Beta-chemokines that inhibit HIV-1 infection of human macrophages stimulate uptake and promote destruction of Trypanosoma cruzi by human macrophages.

Recently beta-chemokines have been shown to inhibit HIV-1 infection of human macrophages. Here, we show that the beta-chemokines RANTES, MIP-1alpha and MIP-1beta enhance the uptake and cause intracellular destruction of Trypanosoma cruzi trypomastigotes by human macrophages obtained from healthy individuals. The trypanosome enhancing uptake and the trypanocidal effect induced by these beta-chemokines in human macrophages are abrogated by neutralizing antibodies to RANTES, MIP-1alpha and MIP-beta, whereas irrelevant antibodies of the same class do not affect these parameters.
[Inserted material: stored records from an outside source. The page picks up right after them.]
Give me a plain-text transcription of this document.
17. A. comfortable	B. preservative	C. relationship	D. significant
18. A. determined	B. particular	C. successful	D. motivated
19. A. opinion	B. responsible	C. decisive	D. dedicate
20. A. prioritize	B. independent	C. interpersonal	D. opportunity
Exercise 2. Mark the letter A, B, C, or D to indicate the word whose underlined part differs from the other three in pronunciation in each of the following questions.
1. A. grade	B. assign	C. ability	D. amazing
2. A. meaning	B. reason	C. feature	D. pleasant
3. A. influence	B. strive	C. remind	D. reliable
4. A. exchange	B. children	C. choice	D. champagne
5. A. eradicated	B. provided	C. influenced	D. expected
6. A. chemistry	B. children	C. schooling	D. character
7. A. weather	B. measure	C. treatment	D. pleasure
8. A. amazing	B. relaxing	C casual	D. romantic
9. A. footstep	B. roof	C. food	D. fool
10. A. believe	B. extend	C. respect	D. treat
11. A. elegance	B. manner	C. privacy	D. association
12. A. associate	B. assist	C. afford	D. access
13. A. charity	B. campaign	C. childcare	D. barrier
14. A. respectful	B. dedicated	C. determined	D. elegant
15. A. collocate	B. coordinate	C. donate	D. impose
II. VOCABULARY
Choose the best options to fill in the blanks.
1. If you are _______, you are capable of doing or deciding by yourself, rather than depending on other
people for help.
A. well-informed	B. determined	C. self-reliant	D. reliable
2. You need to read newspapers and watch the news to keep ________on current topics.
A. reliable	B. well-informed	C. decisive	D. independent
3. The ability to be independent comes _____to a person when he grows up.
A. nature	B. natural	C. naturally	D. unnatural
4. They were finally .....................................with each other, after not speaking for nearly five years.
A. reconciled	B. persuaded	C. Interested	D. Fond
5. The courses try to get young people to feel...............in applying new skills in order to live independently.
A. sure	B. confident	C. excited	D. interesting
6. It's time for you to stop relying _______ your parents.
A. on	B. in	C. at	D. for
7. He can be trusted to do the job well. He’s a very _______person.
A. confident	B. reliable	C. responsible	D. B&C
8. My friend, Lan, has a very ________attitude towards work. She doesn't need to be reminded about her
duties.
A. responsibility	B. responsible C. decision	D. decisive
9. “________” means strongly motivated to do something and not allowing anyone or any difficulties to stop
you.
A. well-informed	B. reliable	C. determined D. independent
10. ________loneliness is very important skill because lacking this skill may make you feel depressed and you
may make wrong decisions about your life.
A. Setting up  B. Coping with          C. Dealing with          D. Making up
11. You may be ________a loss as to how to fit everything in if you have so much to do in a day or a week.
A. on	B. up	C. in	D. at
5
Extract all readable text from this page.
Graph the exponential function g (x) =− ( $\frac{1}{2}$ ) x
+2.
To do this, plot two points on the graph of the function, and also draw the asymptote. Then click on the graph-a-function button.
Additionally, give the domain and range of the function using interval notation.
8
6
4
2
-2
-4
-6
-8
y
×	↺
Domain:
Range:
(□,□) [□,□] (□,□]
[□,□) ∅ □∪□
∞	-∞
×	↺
These results indicate that the effects seen are beta-chemokine specific. Pretreatment of human macrophages with RANTES, MIP-1alpha and MIP-1beta induced strong tyrosine phosphorylation of several proteins, suggesting that signal transduction events are involved in enhanced trypanosome uptake and parasite killing. Taken together these results suggest that the beta-chemokines RANTES, MIP-1alpha and MIP-1beta, might play a beneficial role in parasite clearance and destruction in individuals infected with T. cruzi. Alternatively, these three beta-chemokines may play a beneficial role in individuals concurrently infected with T. cruzi and HIV-1.